AgentSkillsCN

review

确立评估与分析的认知标准。在审查代码、调试程序、汇报发现,或在任何需要可信论据支撑的任务中,都应提前做好准备。坚持“追溯或删除”的原则,标注信心区间,并以证伪思维为导向。

SKILL.md
--- frontmatter
name: review
description: "epistemic standards for evaluation and analysis. load before reviewing code, debugging, reporting findings, or any task where claims must be defensible. enforces trace-or-delete, confidence labeling, falsification."

review

epistemic standards for producing defensible findings.

when to load

  • evaluating code, docs, or designs
  • debugging / root cause analysis
  • codebase archaeology
  • any task where you will report findings to others

principles

  1. trace or delete — every claim traces to code, logs, or data. if you can't show the evidence, delete the claim or label it a hunch.

    • prevents: pattern → fact leap — "this looks like X" silently becomes "this IS X"
  2. facts, not assumptions — "the code shows X" not "this is probably X". be specific: line numbers, exact conditions, concrete paths.

    • prevents: vague language hiding weak evidence — hedging lets you avoid committing to what you actually know
  3. label confidence — VERIFIED (traced), HUNCH (pattern recognition, not traced), QUESTION (needs input). never present hunches as findings.

    • prevents: false certainty — unlabeled claims inherit unearned authority
  4. falsify, don't confirm — design tests that would DISPROVE your hypothesis. ask: "what would make this NOT a bug?"

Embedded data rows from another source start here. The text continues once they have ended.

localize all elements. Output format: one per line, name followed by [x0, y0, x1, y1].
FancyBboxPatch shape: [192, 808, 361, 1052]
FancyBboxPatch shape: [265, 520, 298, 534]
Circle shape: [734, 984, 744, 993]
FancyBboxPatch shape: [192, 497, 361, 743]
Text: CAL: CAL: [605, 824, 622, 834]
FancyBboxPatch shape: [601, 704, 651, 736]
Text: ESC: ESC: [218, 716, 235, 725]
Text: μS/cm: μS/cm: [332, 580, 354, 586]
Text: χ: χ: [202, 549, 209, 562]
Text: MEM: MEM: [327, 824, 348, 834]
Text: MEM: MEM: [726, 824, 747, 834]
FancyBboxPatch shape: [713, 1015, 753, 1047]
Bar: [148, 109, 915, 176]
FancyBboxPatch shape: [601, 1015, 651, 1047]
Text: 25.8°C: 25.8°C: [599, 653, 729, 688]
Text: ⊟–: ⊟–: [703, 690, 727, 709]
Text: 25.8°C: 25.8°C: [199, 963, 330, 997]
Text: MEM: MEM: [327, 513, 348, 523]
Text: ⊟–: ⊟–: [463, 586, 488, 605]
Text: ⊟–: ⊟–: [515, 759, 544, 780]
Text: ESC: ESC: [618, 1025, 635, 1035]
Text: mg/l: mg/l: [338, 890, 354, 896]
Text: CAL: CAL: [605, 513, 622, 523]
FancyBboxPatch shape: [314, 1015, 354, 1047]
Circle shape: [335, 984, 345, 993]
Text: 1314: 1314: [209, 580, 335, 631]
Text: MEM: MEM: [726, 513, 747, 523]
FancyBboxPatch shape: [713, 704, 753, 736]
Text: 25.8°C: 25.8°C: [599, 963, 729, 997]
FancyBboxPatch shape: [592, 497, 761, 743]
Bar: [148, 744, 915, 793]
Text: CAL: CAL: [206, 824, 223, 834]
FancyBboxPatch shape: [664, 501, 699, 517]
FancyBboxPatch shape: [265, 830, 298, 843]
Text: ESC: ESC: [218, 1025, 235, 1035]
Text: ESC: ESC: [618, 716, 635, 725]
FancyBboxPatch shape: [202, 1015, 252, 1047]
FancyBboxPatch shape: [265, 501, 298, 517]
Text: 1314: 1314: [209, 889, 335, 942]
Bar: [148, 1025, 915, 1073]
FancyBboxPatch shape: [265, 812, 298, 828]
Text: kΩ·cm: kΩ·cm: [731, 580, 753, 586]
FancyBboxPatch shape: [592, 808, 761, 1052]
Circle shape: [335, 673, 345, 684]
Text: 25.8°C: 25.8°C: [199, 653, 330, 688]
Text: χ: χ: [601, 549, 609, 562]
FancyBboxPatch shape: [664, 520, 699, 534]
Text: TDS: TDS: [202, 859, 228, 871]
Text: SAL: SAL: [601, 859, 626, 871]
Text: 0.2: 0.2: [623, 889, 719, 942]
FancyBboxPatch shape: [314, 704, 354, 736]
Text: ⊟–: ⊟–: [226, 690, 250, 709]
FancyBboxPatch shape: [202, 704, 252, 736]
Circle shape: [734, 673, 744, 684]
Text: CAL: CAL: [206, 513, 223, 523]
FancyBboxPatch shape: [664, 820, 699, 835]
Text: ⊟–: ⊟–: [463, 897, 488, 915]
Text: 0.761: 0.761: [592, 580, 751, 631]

    • prevents: confirmation bias — you naturally notice supporting evidence and ignore contradictions; tunnel vision locks you into your first theory

quality criteria

when evaluating contributions, check:

  1. proven correctness — have you seen it work? not "does the code look right" — have you actually run it?
  2. types tell the truth — are you lying to the compiler? do abstractions match their names?
  3. naming is honest — would someone reading this in six months be confused?
  4. edges tested — what happens on the worst path, not just the happy path?
  5. self-consistent abstractions — can you explain it start to finish, and each part in isolation?

slop indicators:

  • missing tests
  • contradictions in abstractions
  • names that lie about what they contain

applying to findings

before reporting an issue:

code
1. can i cite the exact code location? (line numbers, file paths)
2. did i trace the actual conditions, or pattern-match?
3. did i try to prove myself wrong?
4. what's my confidence: VERIFIED / HUNCH / QUESTION?

if any answer is weak, either investigate more or label appropriately.

report format

markdown
## finding: <title>

**confidence:** VERIFIED | HUNCH | QUESTION
**location:** file:line or range
**evidence:** what the code actually shows
**falsification attempted:** what would disprove this, did i check?

counter-example (slop)

markdown
## finding: possible race condition

**confidence:** VERIFIED  
**location:** src/cache/invalidator.ts
**evidence:** the code looks like it might have a race condition because invalidate() calls multiple async functions
**falsification attempted:** none

problems: confidence says VERIFIED but evidence is "looks like" (pattern-match, not trace). no line numbers. no falsification. this is pattern→fact leap.

example (correct)

markdown
## finding: race condition in cache invalidation

**confidence:** VERIFIED
**location:** src/cache/invalidator.ts:47-52
**evidence:** `invalidate()` awaits `fetch()` but not `write()`. concurrent calls can read stale data between L47 fetch completing and L52 write persisting. reproduced by adding 50ms delay to write() and calling invalidate() twice in quick succession — second call returns stale value.
**falsification attempted:** checked if a mutex guards the block (none). checked if write() is synchronous (it's not — returns Promise). confirmed issue by adding delay and observing stale read.